3. Of all the games held throughout Greece, the Olympic Games were the most famous. Held every four years between August 6 and September 19, they occupied such an important place in Greek history that in late antiquity historians measured time by the interval between them—an Olympiad. The Olympic Games, like almost all Greek games, were an intrinsic part of a religious festival. They were held in honour of Zeus at Olympia by the city-state of Elis in the northwestern Peloponnese. The first Olympic champion listed in the records was Coroebus of Elis, a cook, who won the sprint race in 776 BCE. Notions that the Olympics began much earlier than 776 BCE are founded on myth, not historical evidence. According to one legend, for example, the Games were founded by Heracles, son of Zeus and Alcmene.

4. The flag In the stadium and its immediate surroundings, the Olympic flag is flown freely together with the flags of the participating countries. The Olympic flag presented by Coubertin in 1914 is the prototype: it has a white background, and in the centre there are five interlaced rings—blue, yellow, black, green, and red. The blue ring is farthest left, nearest the pole. These rings represent the “five parts of the world” joined together in the Olympic movement.

5. The organizers of the 1968 Winter Olympics in Grenoble, France, devised as an emblem of their Games a cartoonlike figure of a skiing man and called him Schuss. The 1972 Games in Munich, West Germany, adopted the idea and produced the first “official mascot,” a dachshund named Waldi who appeared on related publications and memorabilia. Since then each edition of the Olympic Games has had its own distinctive mascot, sometimes more than one. Typically the mascot is derived from characters or animals especially associated with the host country. Thus, Moscow chose a bear, Norway two figures from Norwegian mythology, and Sydney three animals native to Australia. The strangest mascot was Whatizit, or Izzy, of the 1996 Games in Atlanta, Georgia, a rather amorphous “abstract fantasy figure.” His name comes from people asking “What is it?” He gained more features as the months went by, but his uncertain character and origins contrast strongly with the Athena and Phoebus (Apollo) of the Athens Games of 2004, based on figurines of those gods that were more than 2,500 years old.

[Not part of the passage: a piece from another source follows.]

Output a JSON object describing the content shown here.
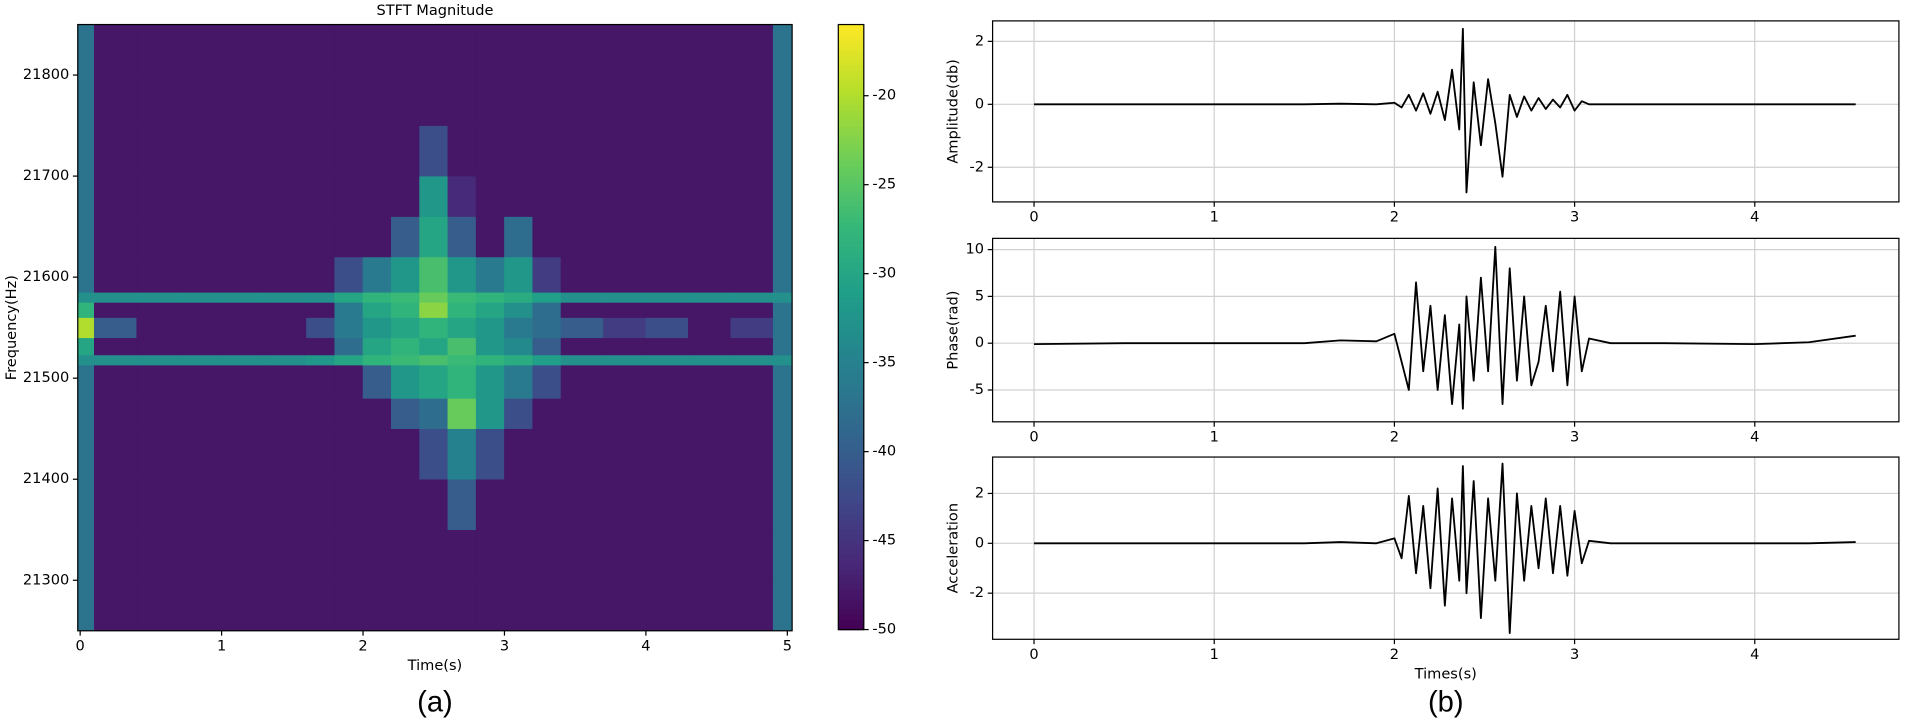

6. Example The participating countries of the Olympic Games in Sochi were represented by their sports teams. It is known that countries like Norway, France, Switzerland, Sweden, Germany, Austria, Italy and Finland, which have very good achievements in skiing, presented their combined athletes, each with 105 to 168 athletes. From Canada, there were 222 participants, in the US national team there were 224 athletes. Hostess-organizer Russia presented to the world its 223 best athletes. More than 2500 athletes competed at the XXII Winter Olympic Games in Sochi.

7. The medal ceremonies In individual Olympic events, the award for first place is a gold (silver-gilt, with six grams of fine gold) medal, for second place a silver medal, and for third place a bronze medal. Solid gold medals were last given in 1912. The obverse side of the medal awarded in 2004 at Athens was altered for the first time since 1928 to better reflect the Greek origins of both the ancient and modern Games, depicting the goddess Nike flying above a Greek stadium. The reverse side, changed for each Olympiad, often displayed the official emblem of the particular Games. At the 2004 Athens Games, athletes received authentic olive-leaf crowns as well as medals. Diplomas are awarded for fourth, fifth, sixth, seventh, and eighth places. All competitors and officials receive a commemorative medal. Medals are presented during the Games at the various venues, usually soon after the conclusion of each event. The competitors who have won the first three places proceed to the rostrum, with the gold medalist in the centre, the silver medalist on his or her right, and the bronze medalist on the left. Each medal, attached to a ribbon, is hung around the neck of the winner by a member of the IOC, and the flags of the countries concerned are raised to the top of the flagpoles while an abbreviated form of the national anthem of the gold medalist is played. The spectators are expected to stand and face the flags, as do the three successful athletes.